Indeed. After the plethora stagey royal commissions and other inquiries used to smear Shorten, Gillard, Rudd and the unions, the tories have earned a vigorous return of what they served up while in government. A Murray-Darling water rorts inquiry would be an entertaining outing for the Beetrooter for a start.
This is a good summary of where the Coalition has been so wrong on renewable energy. They have their eyes on protecting the profits of industries being phased out instead of grasping the need for giving our children and grandchildren some reprieve from the threatened effects of global warming . These backward looking people have no idea that we no longer need fossil fuels for firming the national grid. We can rely on interconnections in the grid and batteries. For refined control of the grid we already have lithium batteries large and small and we also have gravity batteries. Where feasible we can have pumped hydro gravity batteries and elsewhere, even in urban areas we can have raised solid mass batteries, using raised earth or green concrete masses to hold the energy, which then can generate electricity by being lowered, just as hybrid or electric cars generate power as they go downhill. The cave dwellers that Morrison claimed were alive and living in WA were really alive and sitting in the Federal Coalition parliamentary seats. Now many but not all of them are gone and we have a new government, we have a new government that can start providing power for a bearable future for our children and grandchildren and might, by the next election, find that their projects can be taken further so that we have at least 60% reduction in Greenhouse gases by 2030.
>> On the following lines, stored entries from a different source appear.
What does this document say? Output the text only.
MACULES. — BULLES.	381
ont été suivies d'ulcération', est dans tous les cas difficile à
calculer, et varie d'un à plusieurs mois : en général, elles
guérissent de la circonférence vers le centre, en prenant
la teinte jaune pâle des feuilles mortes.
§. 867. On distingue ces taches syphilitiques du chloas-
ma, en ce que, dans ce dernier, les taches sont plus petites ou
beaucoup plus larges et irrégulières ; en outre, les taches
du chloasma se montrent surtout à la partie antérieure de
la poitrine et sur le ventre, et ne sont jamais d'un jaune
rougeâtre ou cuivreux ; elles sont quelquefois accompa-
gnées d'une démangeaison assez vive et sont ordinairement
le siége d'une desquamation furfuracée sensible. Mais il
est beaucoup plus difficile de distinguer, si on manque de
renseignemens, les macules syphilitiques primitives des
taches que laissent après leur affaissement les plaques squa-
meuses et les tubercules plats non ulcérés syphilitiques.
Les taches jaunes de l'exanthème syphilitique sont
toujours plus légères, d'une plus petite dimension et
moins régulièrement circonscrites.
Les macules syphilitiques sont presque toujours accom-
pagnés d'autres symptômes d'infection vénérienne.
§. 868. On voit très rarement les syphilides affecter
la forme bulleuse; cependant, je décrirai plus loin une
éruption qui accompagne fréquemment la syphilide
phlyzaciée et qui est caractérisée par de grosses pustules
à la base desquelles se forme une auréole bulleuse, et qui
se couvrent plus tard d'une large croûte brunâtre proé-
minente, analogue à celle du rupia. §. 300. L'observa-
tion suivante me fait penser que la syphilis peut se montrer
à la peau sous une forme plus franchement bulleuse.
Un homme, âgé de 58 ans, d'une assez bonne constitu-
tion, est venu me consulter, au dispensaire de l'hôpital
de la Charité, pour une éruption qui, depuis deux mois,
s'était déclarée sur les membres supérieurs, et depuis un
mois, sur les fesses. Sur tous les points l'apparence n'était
Well Ian, those political donations don’t come from thin air, don’t you know…?
I don’t know what you intend to say. Like most people, I took it for granted that Coalition politicians did not want to preserve fossil fuel profits simply because they liked the look of these companies. You might simply want to say no one should be any less surprised than I am that business donations influence Coalition politicians and I agree. You might want to say that I overlooked those donations and how they settle the question of which cave the Coalition should settle in. I didn’t overlook them. Should we still expect to have cheap cigarettes, because donations from tobacco companies don’t come from thin air? The cave dwellers, of course, took their time to feel they had to leave high taxes on cigarettes, even when they had the power to change them. Nevertheless, after taking that time, they now must leave them in place. They will also not try to undo the changes that the new ALP government will bring in, even if they return to power, since enough of them know that Sky after dark luminaries will stay in the dark.